Joe seldom discussed the Olympic win with his family, and his son attributes this to the fact that basketball “didn’t really exist during the pre-war years.” Additionally, the Olympics were suspended during World War II, resulting in a 12-year span from the first Olympic basketball appearance to the next. Oliver is confident, though, that his father would have qualified for the 1940 and 1944 games. Joe is attributed for being the team’s high scorer.

“Pop was more athletic than the others,” said Oliver. “He could leap, he could jump.”

In a recent article, Sports Illustrated writer Michael McKnight recounts the moment Joe was credited for the slam dunk. McKnight wrote, “When Joe Fortenberry, a farm boy from Happy, Texas, threw one down on the West Side YMCA in New York City on March 9, 1936, he may have not been the first man to dunk a basketball, but he was the first to do it in an aesthetically stirring way, and in front of the right people.”

McKnight was referring to New York Times writer Arthur J. Daley who covered the tournament designated to determine which Americans would represent the USA at the Olympic debut for the sport of basketball. Photos captured the momentous lay-up style performed by Joe and teammate Schmidt. Daley cited, “They left the floor, reached up and pitched the ball downward into the hoop, much like a cafeteria customer dunking a roll in coffee.”

Daley’s description resulted in the signature term “dunk.”

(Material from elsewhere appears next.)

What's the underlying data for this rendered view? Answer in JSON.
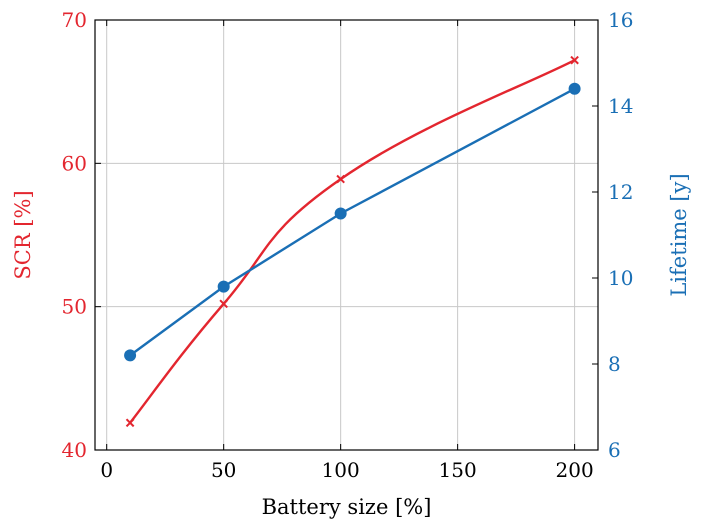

Team USA advanced skillfully through the Olympic tournament while playing on outdoor clay courts. The championship game against Canada was played during a rainstorm in temperatures ranging in the low 50s. Despite the muddy court, team USA prevailed with a final score of 19-8 earning the first-ever medal in their sport. Joe was the team’s top scorer with eight points.

Over the years Oliver has revisited history by pouring through his mother’s scrapbook. The woman, boasting a height of 5-3, documented her husband’s accomplishments. The personal moments reflected a man dedicated to his work, his sport and his country.

During World War II Joe served in the Army but never left the United States because he was “too tall.” Oliver noted the Army didn’t know how to utilize his father’s height overseas so he was transferred throughout the country. An important placement was at the Mayo Clinic where he assisted war-wounded patients with physical therapy. With admiration in his voice, Oliver explained his father’s large size allowed him to move patients with ease.

After the war Joe returned to Amarillo, Texas, where he worked for Phillips 66 as a petroleum land man. He was also a member of the company’s basketball team. This is where Oliver was most aware of his father’s athletic ability. During the late 1950s and early 1960s, Oliver watched firsthand his father’s role on the basketball court.

“He was a legend among the Phillips,” Oliver remembered fondly.

The public is invited to reminisce with Oliver and other Globe Refiners family members on Saturday, Aug. 13, 6 to 8 p.m., at the McPherson Museum. The celebration will feature select artifacts including Joe’s 1936 gold medal, a tour of the team’s home court at the Community Building, a trivia game, jazz entertainment and hors d’oeurves.